Quatorze Juillet
Chapitre 6 : - Partie I ~ Chrysanthème - - Chapitre VI -
2291 mots, Catégorie: G
Dernière mise à jour 07/06/2019 01:05
- Chapitre VI -
Alors que la journée commençait à peine, Paris était déjà en pleine activité. Tandis que l'inspecteur Vergier faisait face à son informatrice aux étranges informations, Élisabeth prenait un peu de plaisir à se promener dans un parc –Marie lui avait dit vouloir se rendre quelque part, en précisant qu'elle préférait être seule. Ce petit monde s'affairait comme s'affairaient les nombreux habitants, commerçants et touristes de l'immense ville des Lumières.

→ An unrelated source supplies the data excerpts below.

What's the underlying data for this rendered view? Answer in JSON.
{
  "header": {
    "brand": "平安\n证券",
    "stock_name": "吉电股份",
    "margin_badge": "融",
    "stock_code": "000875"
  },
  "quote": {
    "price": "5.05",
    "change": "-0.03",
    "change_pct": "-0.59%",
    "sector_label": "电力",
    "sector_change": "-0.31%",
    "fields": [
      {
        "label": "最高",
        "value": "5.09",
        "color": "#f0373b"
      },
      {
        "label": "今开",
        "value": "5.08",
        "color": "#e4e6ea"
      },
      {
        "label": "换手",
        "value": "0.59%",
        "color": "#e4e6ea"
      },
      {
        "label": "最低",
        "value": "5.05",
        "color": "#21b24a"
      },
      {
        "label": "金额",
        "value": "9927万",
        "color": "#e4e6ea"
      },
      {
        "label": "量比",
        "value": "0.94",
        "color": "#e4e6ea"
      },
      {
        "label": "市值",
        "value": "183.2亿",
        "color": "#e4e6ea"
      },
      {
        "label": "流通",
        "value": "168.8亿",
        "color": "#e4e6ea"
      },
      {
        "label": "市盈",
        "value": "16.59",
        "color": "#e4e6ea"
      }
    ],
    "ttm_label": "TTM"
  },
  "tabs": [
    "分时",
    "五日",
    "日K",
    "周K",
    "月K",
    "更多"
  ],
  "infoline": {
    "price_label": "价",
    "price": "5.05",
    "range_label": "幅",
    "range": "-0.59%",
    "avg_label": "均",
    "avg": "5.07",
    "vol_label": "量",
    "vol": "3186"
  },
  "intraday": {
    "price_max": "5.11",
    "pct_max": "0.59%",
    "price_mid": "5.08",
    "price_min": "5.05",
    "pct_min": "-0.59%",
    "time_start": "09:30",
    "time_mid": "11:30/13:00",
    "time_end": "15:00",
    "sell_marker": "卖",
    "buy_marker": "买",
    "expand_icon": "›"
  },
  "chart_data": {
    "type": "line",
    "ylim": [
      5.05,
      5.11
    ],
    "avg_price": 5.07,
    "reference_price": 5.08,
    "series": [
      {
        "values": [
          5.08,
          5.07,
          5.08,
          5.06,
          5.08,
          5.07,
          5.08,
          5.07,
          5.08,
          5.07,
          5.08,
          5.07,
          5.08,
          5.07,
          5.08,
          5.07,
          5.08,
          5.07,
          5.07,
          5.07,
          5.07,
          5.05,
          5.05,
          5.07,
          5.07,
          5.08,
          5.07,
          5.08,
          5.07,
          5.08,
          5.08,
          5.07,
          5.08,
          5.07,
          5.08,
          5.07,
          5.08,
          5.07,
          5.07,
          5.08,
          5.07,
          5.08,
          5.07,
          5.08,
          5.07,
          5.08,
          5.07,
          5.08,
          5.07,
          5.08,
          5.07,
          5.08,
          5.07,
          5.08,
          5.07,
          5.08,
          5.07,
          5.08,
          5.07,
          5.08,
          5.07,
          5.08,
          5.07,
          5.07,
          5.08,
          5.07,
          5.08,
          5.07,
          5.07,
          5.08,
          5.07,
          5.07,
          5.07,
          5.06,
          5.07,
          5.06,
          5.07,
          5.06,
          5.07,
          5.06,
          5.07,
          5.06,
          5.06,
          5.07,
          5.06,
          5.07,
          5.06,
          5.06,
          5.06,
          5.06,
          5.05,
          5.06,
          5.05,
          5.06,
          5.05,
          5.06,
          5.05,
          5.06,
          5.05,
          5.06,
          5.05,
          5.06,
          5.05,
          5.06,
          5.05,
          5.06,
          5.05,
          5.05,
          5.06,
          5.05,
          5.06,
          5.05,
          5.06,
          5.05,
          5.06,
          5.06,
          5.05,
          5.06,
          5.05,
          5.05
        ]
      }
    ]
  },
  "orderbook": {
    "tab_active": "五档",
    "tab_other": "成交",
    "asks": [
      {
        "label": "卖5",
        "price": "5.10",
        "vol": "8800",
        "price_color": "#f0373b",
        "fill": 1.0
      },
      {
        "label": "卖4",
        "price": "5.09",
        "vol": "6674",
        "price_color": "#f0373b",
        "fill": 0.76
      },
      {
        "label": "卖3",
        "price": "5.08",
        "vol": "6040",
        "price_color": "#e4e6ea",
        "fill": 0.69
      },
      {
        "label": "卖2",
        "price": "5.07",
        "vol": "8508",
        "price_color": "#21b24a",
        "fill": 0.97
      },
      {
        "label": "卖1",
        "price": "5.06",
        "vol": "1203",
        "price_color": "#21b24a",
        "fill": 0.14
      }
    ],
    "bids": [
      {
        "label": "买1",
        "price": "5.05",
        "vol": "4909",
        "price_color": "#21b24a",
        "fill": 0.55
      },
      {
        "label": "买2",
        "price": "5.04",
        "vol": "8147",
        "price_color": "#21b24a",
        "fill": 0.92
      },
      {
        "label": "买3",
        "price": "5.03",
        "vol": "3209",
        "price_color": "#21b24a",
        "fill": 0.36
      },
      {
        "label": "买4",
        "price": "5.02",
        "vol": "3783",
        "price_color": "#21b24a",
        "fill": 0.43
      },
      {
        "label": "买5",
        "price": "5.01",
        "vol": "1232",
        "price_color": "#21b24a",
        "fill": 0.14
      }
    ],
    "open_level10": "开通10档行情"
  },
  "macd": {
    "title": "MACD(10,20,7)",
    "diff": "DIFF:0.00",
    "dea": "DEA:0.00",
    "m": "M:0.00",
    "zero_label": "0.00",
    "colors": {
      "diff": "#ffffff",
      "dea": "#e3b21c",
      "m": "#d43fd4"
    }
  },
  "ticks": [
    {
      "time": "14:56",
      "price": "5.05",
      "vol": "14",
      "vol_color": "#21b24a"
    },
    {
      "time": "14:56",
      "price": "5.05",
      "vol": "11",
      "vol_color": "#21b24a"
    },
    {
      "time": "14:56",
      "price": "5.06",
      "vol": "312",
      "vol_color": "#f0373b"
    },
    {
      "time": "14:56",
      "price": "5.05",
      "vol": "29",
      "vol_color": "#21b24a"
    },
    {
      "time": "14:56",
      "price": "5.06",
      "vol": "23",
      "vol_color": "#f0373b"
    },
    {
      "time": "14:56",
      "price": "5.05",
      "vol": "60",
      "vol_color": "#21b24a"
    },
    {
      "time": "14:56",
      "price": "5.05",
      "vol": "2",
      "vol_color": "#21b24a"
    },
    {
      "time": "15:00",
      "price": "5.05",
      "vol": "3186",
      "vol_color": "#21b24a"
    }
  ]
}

Et alors que Paris grouillait, des voitures vrombissant dans ses boulevards, des habitants bavardant sur ses terrasses, et des touristes arpentant ses monuments, un appartement, au coin d'une rue, demeurait silencieux et inactif. Raphaël avait lutté du mieux qu'il avait pu, mais le sommeil avait finalement eu raison de lui. Il s'était assoupi en relisant ses notes, tout en gardant Fondue près de lui. C'est son fidèle compagnon qui le réveilla, en lui lavant le visage à grands coups de langue.
Raphaël repoussa le chien, encore bien trop peu réveillé pour comprendre la situation. Son premier réflexe, en voyant qu'il était allongé sur le tapis, entouré de feuilles diverses et éparses, fut de toutes les ramasser et de les poser sur son bureau. Il lâcha un long bâillement, jusqu'à s'en décrocher la mâchoire ; combien de temps avait-il dormi ?
La radio crachait les informations du jour alors qu'il se douchait et écoutait d'une oreille distraite. Il se souvint difficilement de la date, ne comprenant pas comment il était possible qu'il eût des souvenirs de cette journée qui ne s'était pas écoulée.
Puis il eut un éclair de génie.
Et s'il tentait de voir s'il avait bien vécu cette journée ?
Il se souvenait de ce qui s'était passé. Il lui suffisait de voir si cette journée coïncidait avec la précédente. À commencer par aller voir Marie près du commissariat.
Mais son enthousiasme fut de courte durée.
Simplement parce qu'il ne pouvait pas faire à nouveau du mal à la jeune fille. Il l'appréciait trop pour lui briser à nouveau le cœur. Et il ne voulait pas non plus se faire frapper sans relâche par Josette.
Il se décida rapidement. Il irait se promener en ville avec elle, si elle le voulait, et ils passeraient la journée ensemble, sans revenir à son appartement. C'était un bon plan. En théorie.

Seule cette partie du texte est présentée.